The bulk of inflationary pressure has stemmed from wage pressures, due to the supply of labour being too slow to recover from the pandemic. Alongside supply-chain issues leading to increased costs for both consumers and producers. It should be noted, although The Dollar saw an initial bounce off the back of this conference, it has since retracted due to the largely-patient stance The Fed have taken in regards to inflation expectations.

Midday brings the main event for the Foreign Exchange markets. It brings the turn of The Bank of England in releasing their Interest Rate decision. A better than expected economic recovery coming out of Covid has led to many analysts and traders pricing in a 15 basis point hike at today’s meeting for the past 10 days. The Office for Budget Responsibility see UK GDP to grow by more than 6% throughout the rest of 2021 and moving into 2022, as well as expecting inflation to run comfortably at 4% next year. Again well above the BoE’s target.
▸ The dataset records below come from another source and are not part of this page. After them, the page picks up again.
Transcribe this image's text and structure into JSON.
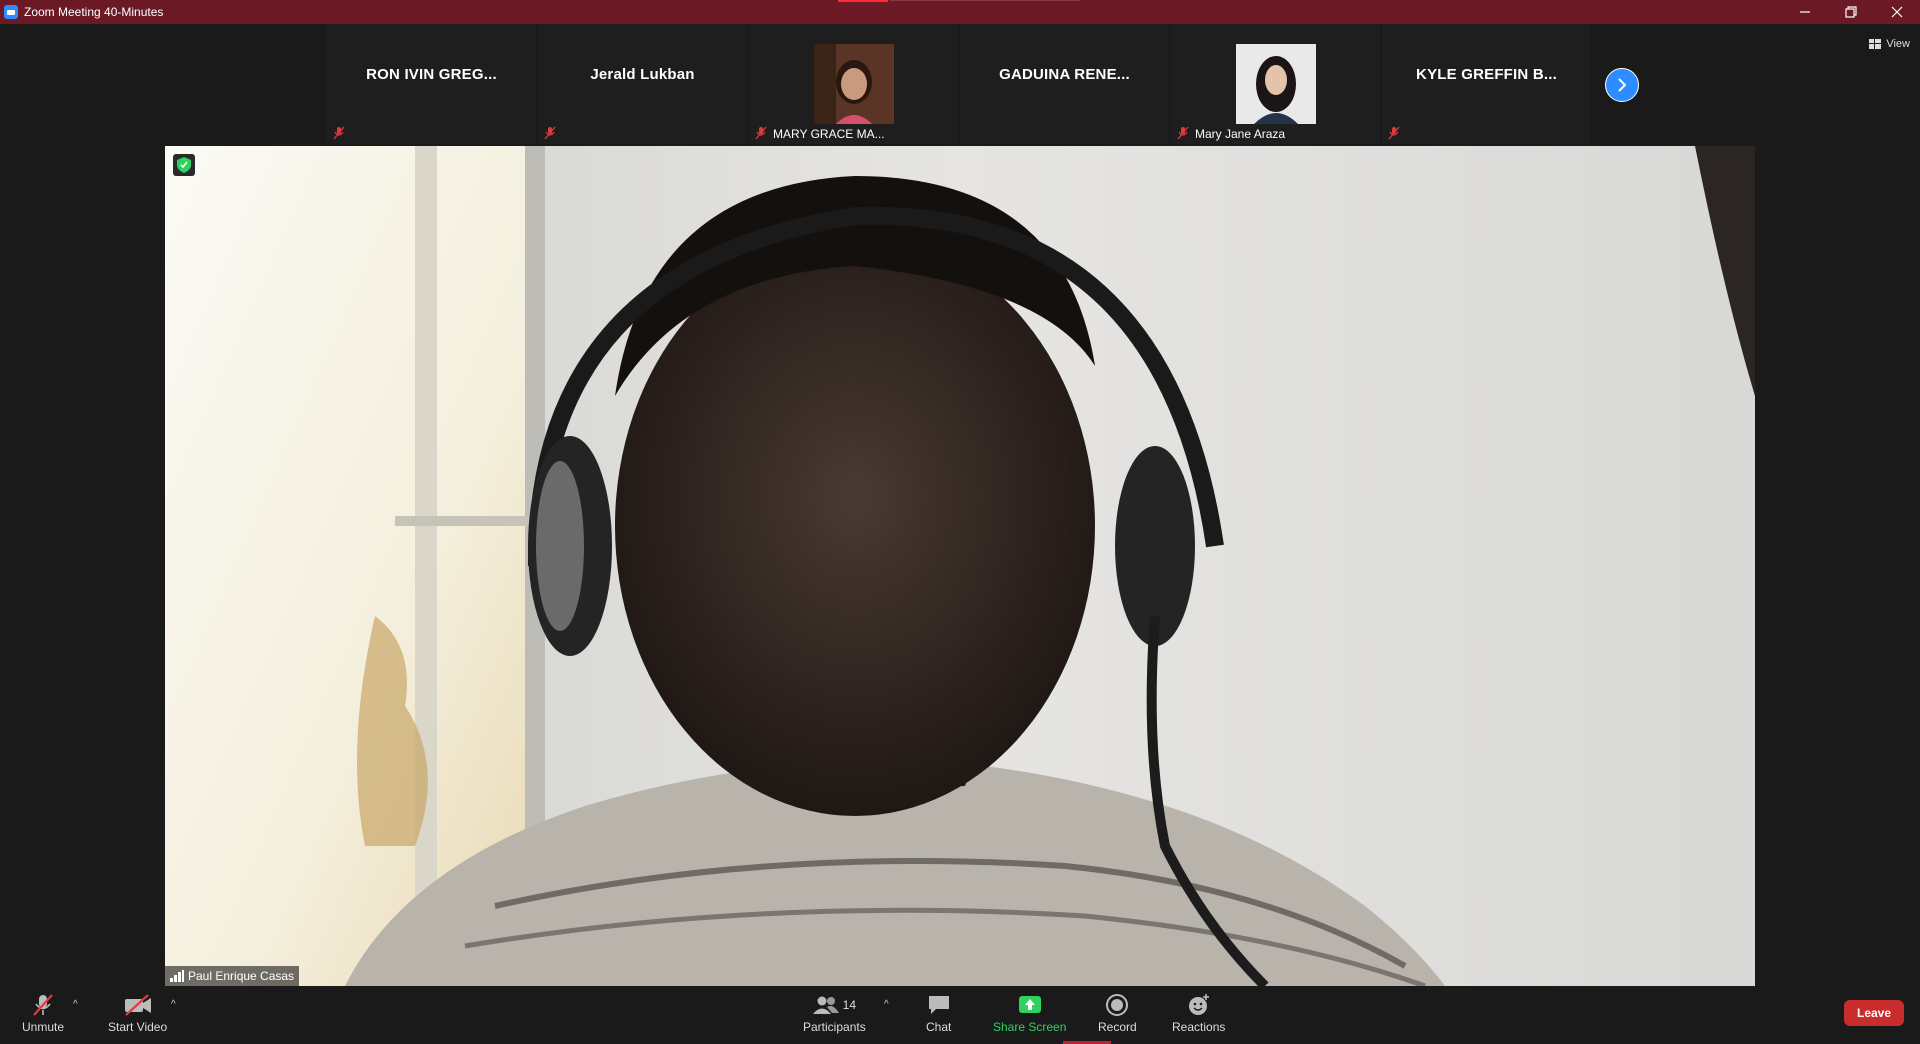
{
  "window": {
    "title": "Zoom Meeting 40-Minutes"
  },
  "strip": {
    "tiles": [
      {
        "name": "RON IVIN GREG...",
        "muted": true
      },
      {
        "name": "Jerald Lukban",
        "muted": true
      },
      {
        "label": "MARY GRACE MA...",
        "muted": true,
        "has_video": true
      },
      {
        "name": "GADUINA RENE...",
        "muted": false
      },
      {
        "label": "Mary Jane Araza",
        "muted": true,
        "has_video": true
      },
      {
        "name": "KYLE GREFFIN B...",
        "muted": true
      }
    ],
    "view_label": "View"
  },
  "main_video": {
    "speaker_name": "Paul Enrique Casas"
  },
  "toolbar": {
    "unmute_label": "Unmute",
    "start_video_label": "Start Video",
    "participants_label": "Participants",
    "participants_count": "14",
    "chat_label": "Chat",
    "share_screen_label": "Share Screen",
    "record_label": "Record",
    "reactions_label": "Reactions",
    "leave_label": "Leave"
  },
  "colors": {
    "titlebar": "#6b1a25",
    "accent_blue": "#2d8cff",
    "share_green": "#2fd25f",
    "leave_red": "#c82c2c",
    "mute_red": "#e0393e"
  }
}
Inflation is currently at 3.1%, unemployment is below 5%, wage growth is on the rise and house prices are continuing to climb even after the stamp-duty holiday came to a halt. This all points to a positive economic recovery as well as supporting the notion that rate hikes will be affordable. The current state of play within the Bank of England seems to suggest the vote will be extremely tight, with a count of 5v4 split for a hike or to stay put until the December meeting. Irrespective of the decision, (due to moves being priced in) the tone of the speech will be a key factor for impacts on exchange rates moving forward.